Friday, May 18, 2007

Himalayan Holiday - Trek Day 1

Another early start, though not as bad as yesterday. We left he hotel at 6:30am and headed for the start of our trek at the village of Manebhanjan at 2,150m. Paras, our travel agent, had thoughtfully arranged for the Viceroy hotel in Darjeeling to hold on to most of our luggage, so we set off with a small rucksack full of gadgets, and a larger one with our clothes. Once at Manebhanjan I had to fill in some forms, and buy permits for our still and video cameras. For once I am charged the local Indian rate on account of my PIO (Person of Indian Origin) card, although one of the officials mentions that I don't look very Indian!

After a breakfast of meat momos, exactly which meat was never determined, we head off up the hill. It's a long and steep climb to the ridge, and San discovers that she doesn't like uphill that much. We are following an unmetalled road through the forest. Occasionally a stepped footpath can be used as a shortcut letting us miss a few hairpins. The downside of course is that the direct route is steeper yet. A couple of hours later we reach the ridge, and the India Nepal border. There is a low fence and a stone marking the boundary. There is no passport control as we go through a gate in the fence, and head off through the mist to a monastery. We are served tea and biscuits inside one of the monastery buildings - very civilised!

Our break over we head off along the ridge. It is still misty, but the gradient is much reduced to San's relief. John is with us again, and we have another guide, Kumar, for the trek. They are carrying our backpacks and the food supplies. Our backpack is quite light, so John marches ahead. Kumar is laden down with supplies, so heads up the rear. By late morning we pass a small village. John was there first of course, but Kumar has passed us too, and they have laid out some fruit, juice and chocolate. We take a rest and eat what has been provided. Then it is time to press on. We pass a vintage Land Rover that is parked in the village. We have seen a few of them today. Interesting that these old machines are preferred to the local 4x4s when the going gets really tough. There is less mist than earlier, but little in the way of views. John is quickly ahead of us, and invisible in the fog. Fortunately he writes his name in the ground with an arrow showing what direction he is heading at frequent intervals.

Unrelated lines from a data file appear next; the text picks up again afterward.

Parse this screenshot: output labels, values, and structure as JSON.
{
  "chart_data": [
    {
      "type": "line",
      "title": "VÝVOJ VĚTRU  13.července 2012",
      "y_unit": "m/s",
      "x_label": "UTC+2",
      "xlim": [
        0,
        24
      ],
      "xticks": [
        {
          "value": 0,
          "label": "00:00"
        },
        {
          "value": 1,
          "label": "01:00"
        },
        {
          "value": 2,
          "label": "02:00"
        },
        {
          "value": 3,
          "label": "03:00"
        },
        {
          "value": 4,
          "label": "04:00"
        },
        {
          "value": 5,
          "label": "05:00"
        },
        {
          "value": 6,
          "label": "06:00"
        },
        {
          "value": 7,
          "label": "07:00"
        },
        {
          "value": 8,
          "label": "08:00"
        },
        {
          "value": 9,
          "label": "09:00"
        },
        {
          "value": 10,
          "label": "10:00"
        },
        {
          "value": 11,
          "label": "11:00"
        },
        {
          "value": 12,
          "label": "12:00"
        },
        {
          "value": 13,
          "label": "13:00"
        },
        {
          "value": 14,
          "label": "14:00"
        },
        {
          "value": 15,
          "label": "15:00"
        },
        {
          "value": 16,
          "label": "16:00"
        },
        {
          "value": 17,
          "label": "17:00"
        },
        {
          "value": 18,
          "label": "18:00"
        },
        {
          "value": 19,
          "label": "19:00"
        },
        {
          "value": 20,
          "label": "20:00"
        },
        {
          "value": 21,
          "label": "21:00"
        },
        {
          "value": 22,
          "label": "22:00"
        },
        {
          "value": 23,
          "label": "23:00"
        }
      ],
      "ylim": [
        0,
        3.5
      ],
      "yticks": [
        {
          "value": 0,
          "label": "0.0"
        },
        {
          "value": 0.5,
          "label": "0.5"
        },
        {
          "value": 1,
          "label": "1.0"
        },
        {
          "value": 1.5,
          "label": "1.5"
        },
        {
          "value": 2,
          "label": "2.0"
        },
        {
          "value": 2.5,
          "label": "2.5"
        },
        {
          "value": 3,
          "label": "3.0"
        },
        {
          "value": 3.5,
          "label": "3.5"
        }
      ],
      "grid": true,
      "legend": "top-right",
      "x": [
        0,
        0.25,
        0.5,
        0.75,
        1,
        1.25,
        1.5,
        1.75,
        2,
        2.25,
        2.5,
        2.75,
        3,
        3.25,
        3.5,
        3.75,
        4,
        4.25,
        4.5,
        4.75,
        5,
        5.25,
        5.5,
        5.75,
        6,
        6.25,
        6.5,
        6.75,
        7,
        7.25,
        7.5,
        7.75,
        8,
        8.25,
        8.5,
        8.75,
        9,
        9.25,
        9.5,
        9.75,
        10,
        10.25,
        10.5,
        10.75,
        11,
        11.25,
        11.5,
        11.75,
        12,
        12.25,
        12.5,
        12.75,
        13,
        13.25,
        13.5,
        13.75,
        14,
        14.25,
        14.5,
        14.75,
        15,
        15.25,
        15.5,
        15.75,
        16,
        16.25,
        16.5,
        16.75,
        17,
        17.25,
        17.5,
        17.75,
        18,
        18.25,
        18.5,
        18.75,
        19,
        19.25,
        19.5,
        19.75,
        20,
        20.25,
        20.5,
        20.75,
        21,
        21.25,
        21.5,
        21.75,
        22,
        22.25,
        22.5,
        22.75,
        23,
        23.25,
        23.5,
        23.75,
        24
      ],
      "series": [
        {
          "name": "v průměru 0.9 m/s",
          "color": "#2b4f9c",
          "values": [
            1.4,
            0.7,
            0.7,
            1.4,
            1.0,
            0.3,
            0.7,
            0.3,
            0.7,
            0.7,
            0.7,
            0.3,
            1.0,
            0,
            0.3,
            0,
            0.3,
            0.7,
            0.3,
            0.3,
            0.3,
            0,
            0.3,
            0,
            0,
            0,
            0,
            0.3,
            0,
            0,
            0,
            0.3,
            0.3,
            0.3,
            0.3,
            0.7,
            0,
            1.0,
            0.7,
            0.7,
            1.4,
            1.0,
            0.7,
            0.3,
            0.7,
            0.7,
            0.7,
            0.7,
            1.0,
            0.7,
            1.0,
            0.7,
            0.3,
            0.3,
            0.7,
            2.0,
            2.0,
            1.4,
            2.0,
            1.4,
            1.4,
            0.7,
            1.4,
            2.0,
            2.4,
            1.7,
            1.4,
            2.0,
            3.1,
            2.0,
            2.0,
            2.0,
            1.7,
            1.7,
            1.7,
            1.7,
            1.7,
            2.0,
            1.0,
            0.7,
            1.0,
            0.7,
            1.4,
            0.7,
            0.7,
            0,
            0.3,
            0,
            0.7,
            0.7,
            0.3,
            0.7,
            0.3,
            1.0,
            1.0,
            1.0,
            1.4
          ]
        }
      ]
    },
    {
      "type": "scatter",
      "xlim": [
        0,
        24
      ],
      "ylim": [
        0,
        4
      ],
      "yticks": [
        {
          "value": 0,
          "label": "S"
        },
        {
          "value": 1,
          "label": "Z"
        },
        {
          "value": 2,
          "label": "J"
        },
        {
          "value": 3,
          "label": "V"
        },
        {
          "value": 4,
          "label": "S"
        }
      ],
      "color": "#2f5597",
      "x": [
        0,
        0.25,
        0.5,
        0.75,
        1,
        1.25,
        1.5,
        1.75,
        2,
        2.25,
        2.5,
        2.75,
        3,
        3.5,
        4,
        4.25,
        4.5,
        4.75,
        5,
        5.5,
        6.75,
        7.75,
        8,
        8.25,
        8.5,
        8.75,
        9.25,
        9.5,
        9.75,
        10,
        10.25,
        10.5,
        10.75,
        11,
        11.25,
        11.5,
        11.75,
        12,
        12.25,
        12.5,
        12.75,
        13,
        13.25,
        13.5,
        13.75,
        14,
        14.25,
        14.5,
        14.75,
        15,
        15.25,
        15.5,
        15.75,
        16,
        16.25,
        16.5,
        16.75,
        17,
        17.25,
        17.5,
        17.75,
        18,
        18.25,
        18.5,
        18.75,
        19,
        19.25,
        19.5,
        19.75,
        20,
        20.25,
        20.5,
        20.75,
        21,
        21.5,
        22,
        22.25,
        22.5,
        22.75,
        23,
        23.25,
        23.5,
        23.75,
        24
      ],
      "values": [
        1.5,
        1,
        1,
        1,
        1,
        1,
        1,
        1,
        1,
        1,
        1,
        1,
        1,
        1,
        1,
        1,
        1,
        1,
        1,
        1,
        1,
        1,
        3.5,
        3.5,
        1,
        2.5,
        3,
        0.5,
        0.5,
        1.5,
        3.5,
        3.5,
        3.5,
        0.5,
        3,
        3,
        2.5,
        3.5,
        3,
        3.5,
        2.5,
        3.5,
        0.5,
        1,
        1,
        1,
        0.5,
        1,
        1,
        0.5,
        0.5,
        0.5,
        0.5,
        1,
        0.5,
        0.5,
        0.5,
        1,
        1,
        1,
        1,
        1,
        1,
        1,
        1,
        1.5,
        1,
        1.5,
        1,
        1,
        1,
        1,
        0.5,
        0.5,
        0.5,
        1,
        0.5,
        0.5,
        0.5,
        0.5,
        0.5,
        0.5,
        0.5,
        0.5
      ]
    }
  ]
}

Today we are heading for Tumling at an altitude of 3,000m. Before we get there we have lunch at another village. The Nepali proprietor is asking a couple of Italians where they are from. He then asks if they can speak French. When they admit to some knowledge he starts talking to them. His French is better than theirs, so the conversation does not go far. After lunch we have a few more kilometres to cover before heading in for the night. Once we arrive we are shown our room and have a rest. Almost immediately we hear thunder, and the heavens open. We are lucky not to be drenched! Less lucky are the next party to arrive. They are French, so I hope they had a chat with the restaurant owner in the previous village. We leave our room and sit in the main building's living room. It is cold so we are around the fire, along with the drying clothes of the French party. As the sun sets, the French party's guide announces that the mountains are visible. We head out and walk to the top of the ridge, and we can see that the recent storm has cleared the air. Kanchenjunga is visible looking one way, whilst we can see quite some distance into Nepal when we look in the opposite direction.

The light is now failing so we head back to the warm fire. We read books to pass the time, and eventually we have our dinner. It's pretty basic rations, but we're hungry and eat up. We then have to head outside and to the accommodation building. It is very dark, and the clouds are still broken. Venus shines as bright as a diamond.